Hello, dear friend, you can consult us at any time if you have any questions, add WeChat: daixieit

DS 310 Machine Learning

Fall 22

Problem Set 2: Nearest Neighbor Classifier

1.  (25 pts.) Suppose a 5 nearest neighbor search for a query sample q returns {7, 8, 7, 8, 9} as the values of the function at the 5 nearest data samples in the training set. Assuming prediction using 5 nearest neighbor interpolation, what is the predicted value of the function for the query sample?

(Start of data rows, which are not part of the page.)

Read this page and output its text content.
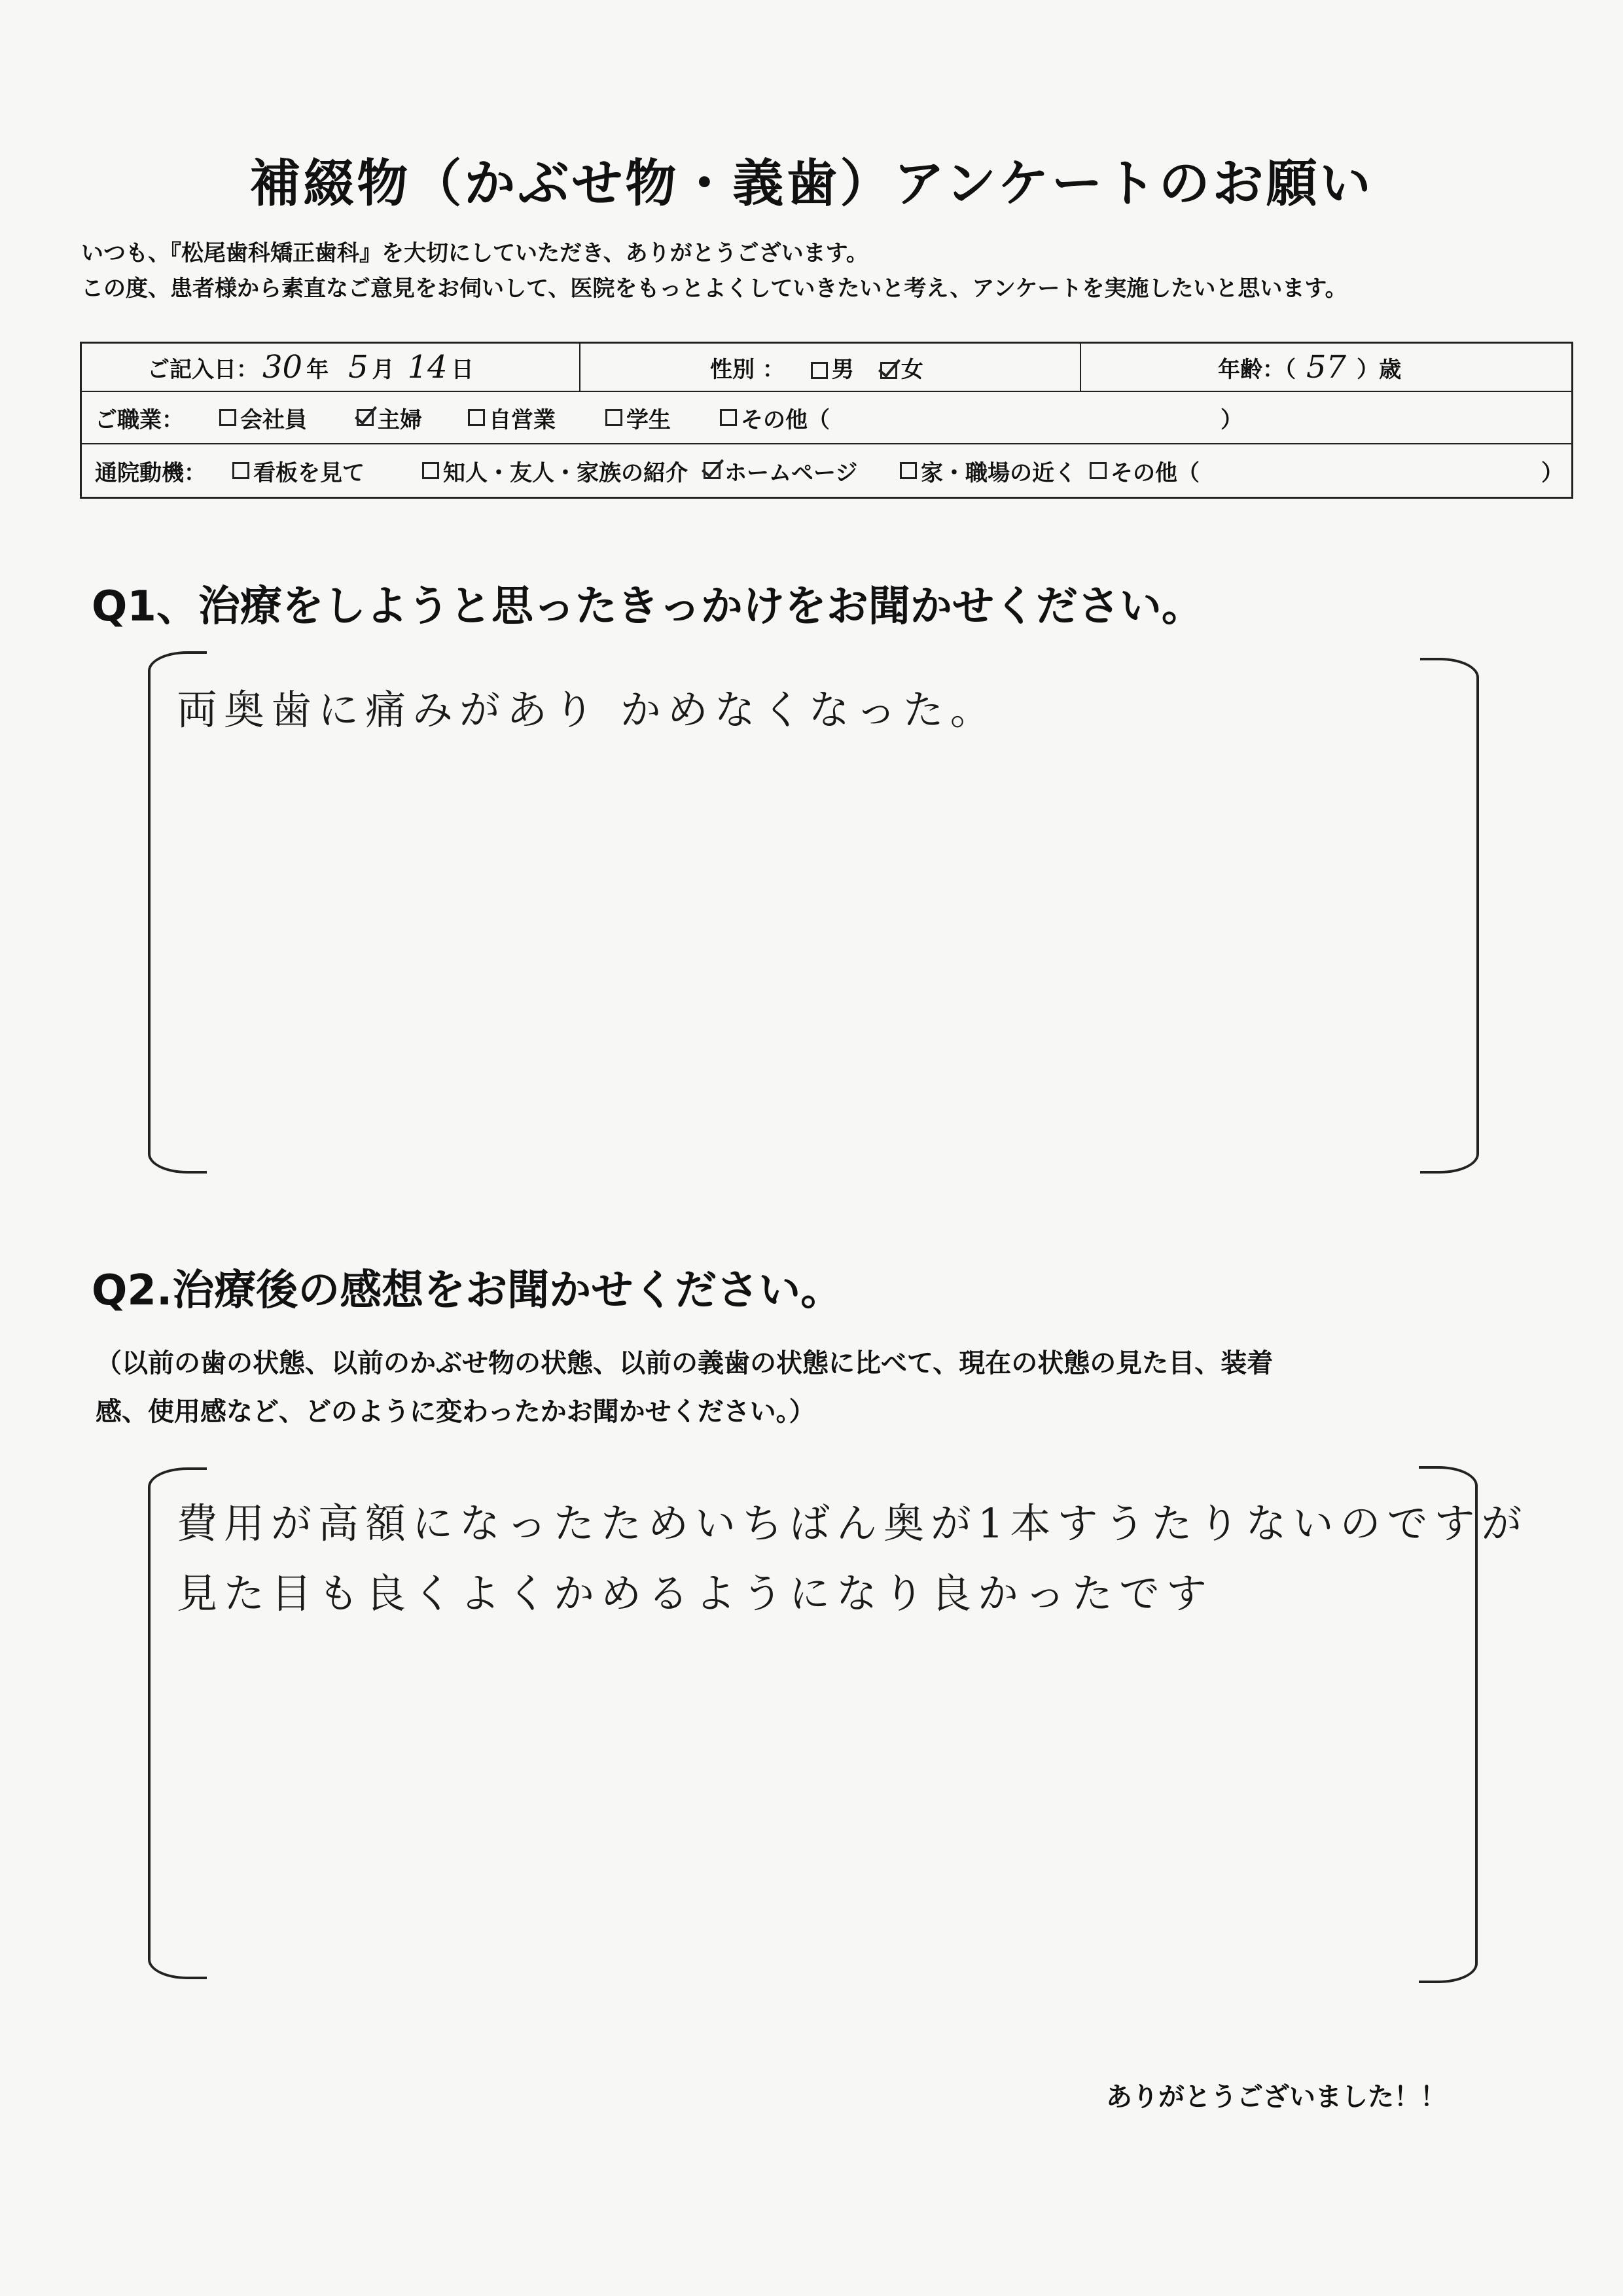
補綴物（かぶせ物・義歯）アンケートのお願い
いつも、『松尾歯科矯正歯科』を大切にしていただき、ありがとうございます。
この度、患者様から素直なご意見をお伺いして、医院をもっとよくしていきたいと考え、アンケートを実施したいと思います。
ご記入日： 30 年 5 月 14 日	性別 ：	男	女	年齢：（ 57 ）歳
ご職業：	会社員	主婦	自営業	学生	その他（	）
通院動機： 看板を見て	知人・友人・家族の紹介 ホームページ	家・職場の近く その他（	）
Q1、治療をしようと思ったきっかけをお聞かせください。
両奥歯に痛みがあり かめなくなった。
Q2.治療後の感想をお聞かせください。
（以前の歯の状態、以前のかぶせ物の状態、以前の義歯の状態に比べて、現在の状態の見た目、装着
感、使用感など、どのように変わったかお聞かせください。）
費用が高額になったためいちばん奥が1本すうたりないのですが
見た目も良くよくかめるようになり良かったです
ありがとうございました！！
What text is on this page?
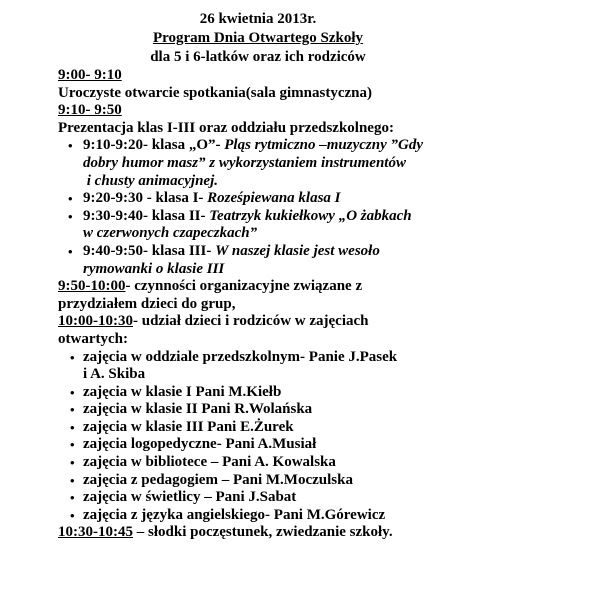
26 kwietnia 2013r.
Program Dnia Otwartego Szkoły
dla 5 i 6-latków oraz ich rodziców
9:00- 9:10
Uroczyste otwarcie spotkania(sala gimnastyczna)
9:10- 9:50
Prezentacja klas I-III oraz oddziału przedszkolnego:
• 9:10-9:20- klasa „O”- Pląs rytmiczno –muzyczny ”Gdy
dobry humor masz” z wykorzystaniem instrumentów
i chusty animacyjnej.
• 9:20-9:30 - klasa I- Roześpiewana klasa I
• 9:30-9:40- klasa II- Teatrzyk kukiełkowy „O żabkach
w czerwonych czapeczkach”
• 9:40-9:50- klasa III- W naszej klasie jest wesoło
rymowanki o klasie III
9:50-10:00- czynności organizacyjne związane z
przydziałem dzieci do grup,
10:00-10:30- udział dzieci i rodziców w zajęciach
otwartych:
• zajęcia w oddziale przedszkolnym- Panie J.Pasek
i A. Skiba
• zajęcia w klasie I Pani M.Kiełb
• zajęcia w klasie II Pani R.Wolańska
• zajęcia w klasie III Pani E.Żurek
• zajęcia logopedyczne- Pani A.Musiał
• zajęcia w bibliotece – Pani A. Kowalska
• zajęcia z pedagogiem – Pani M.Moczulska
• zajęcia w świetlicy – Pani J.Sabat
• zajęcia z języka angielskiego- Pani M.Górewicz
10:30-10:45 – słodki poczęstunek, zwiedzanie szkoły.
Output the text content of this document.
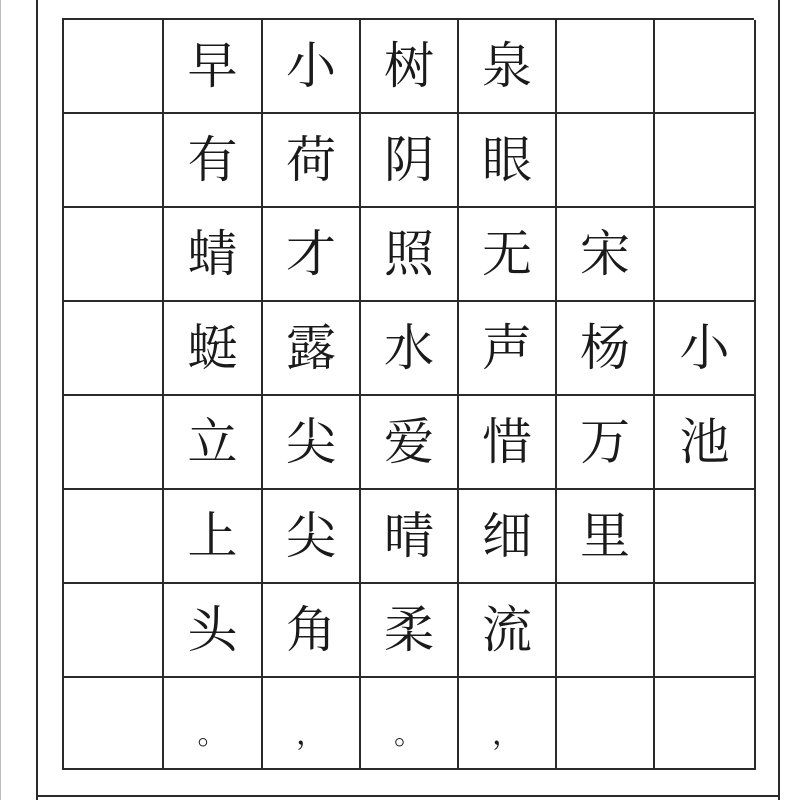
早 小 树 泉
有 荷 阴 眼
蜻 才 照 无 宋
蜓 露 水 声 杨 小
立 尖 爱 惜 万 池
上 尖 晴 细 里
头 角 柔 流
。	，	。	，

2.  (25 pts.) Consider the following database of patients with specific symptoms diagnosed

by a physician.      Training Example

1

2

3

4

5

6

7

Fever

Nausea

Diarrhea

Chills

no

no

no

no

average

no

no

no

high

no

no

yes

high

yes

yes

no

average

no

yes

no

no

yes

yes

no

average

yes

yes

no

Classification

Healthy

Flu

Flu

Salmonella

Salmonella

IBD

IBD

(a) Design a suitable representation for this data set.

(b) Define a suitable distance measure.

(c)  Calculate the distance of a query instance (high, no, no, no) from all of the training data points.

(d)  Classify the preceding query instance using 3-nearest-neighbor classifier trained on the training data.

3.  (25 pts.) Suppose you are given a data set consisting of text documents that have been labeled as belonging to one of two classes (+ denoting interesting” and denoting ”not interesting”). Suppose the vocabulary used in the document consists of V distinct words w1 ··· wV . Suppose you want to construct a nearest-neighbor classifier from this data set.

(a) Design a suitable representation for documents that is amenable for use with a nearest-neighbor classifier.

(b) Define a suitable distance measure to use with a nearest-neighbor classifier.

4.  (25 pts.) Suppose you are given document collection where each document consists of both text and pictures. Suppose each document has been labeled as belonging to one of two classes (+ denoting interesting” and denoting not interesting”). Suppose the vocabulary used in the document consists of V distinct words w1 ··· wV . Suppose the pictures are made of a visual vocabulary of F distinct identifiable features. Suppose you want to construct a nearest-neighbor classifier from this data set.  How would you go about designing a nearest-neighbor classifier in this case? Explain with pseudo-code.